Professor Lesley Cornish, who was the second runner up in the same category, said she was honoured to be nominated. Cornish, a Professor in Centre of Excellence in Strong Materials, is passionate about the development of young emerging researchers.

“I try to do everything well, whether it’s research, teaching or admin. What I do aim for is to develop the students, and get as much out of the research as possible. Since I have been in research for many years, I have several topics that I have been working on, and so I know where the gaps are, and what to study next. I try to publish as much as possible with my students, and we try for the best journals that we can. I also like to ensure that every paper that is submitted is the best it can be.”

“I was nominated by Wits, which is already an honour, and then to get the actual recognition is wonderful! This means that Wits thinks that what I am doing is worthwhile, and so does the Department of Science and Technology.”

At the Awards, a fellowship worth R70000 was awarded to Nokwazi Maphuti, a PhD candidate in Physics. Her research focuses on the use of extra-ordinary properties of light, commonly known as structured light, to improve the efficiency of a lunar laser ranging system currently under development in South Africa.
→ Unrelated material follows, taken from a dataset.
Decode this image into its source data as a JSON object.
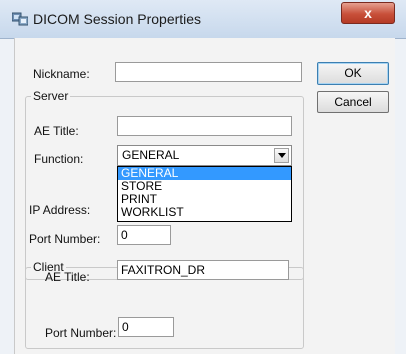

Simone Asheligh Smith was awarded a SAWiSA DST-Albertina Sisulu master’s fellowship. Smith is pursuing a master’s degree in Molecular Medicine in the HIV Pathogenesis Research Unit at Wits. She says the fellowship will contribute to her development as a young researcher.

“It is amazing to have been recognized for the  SAWiSA DST-Albertina Sisulu fellowship, an award that supports the upliftment of women in science. Representation is very important and has a significant impact on a young researcher like myself. This award motivated me to keep pushing and work hard at what I do, knowing that women do have a place in the field of science.”

Mokgadi Nchabeleng, a master’s student in Geotechnical Engineering, was awarded the TATA Scholarship worth R88 000. “I am grateful and honoured to have been awarded the TATA Africa Master’s Scholarship in Engineering. Such an esteemed award inspires me to continue to strive for excellence in my studies. It offers me the opportunity to further advance my knowledge and skills in geotechnical engineering, for which I am grateful.”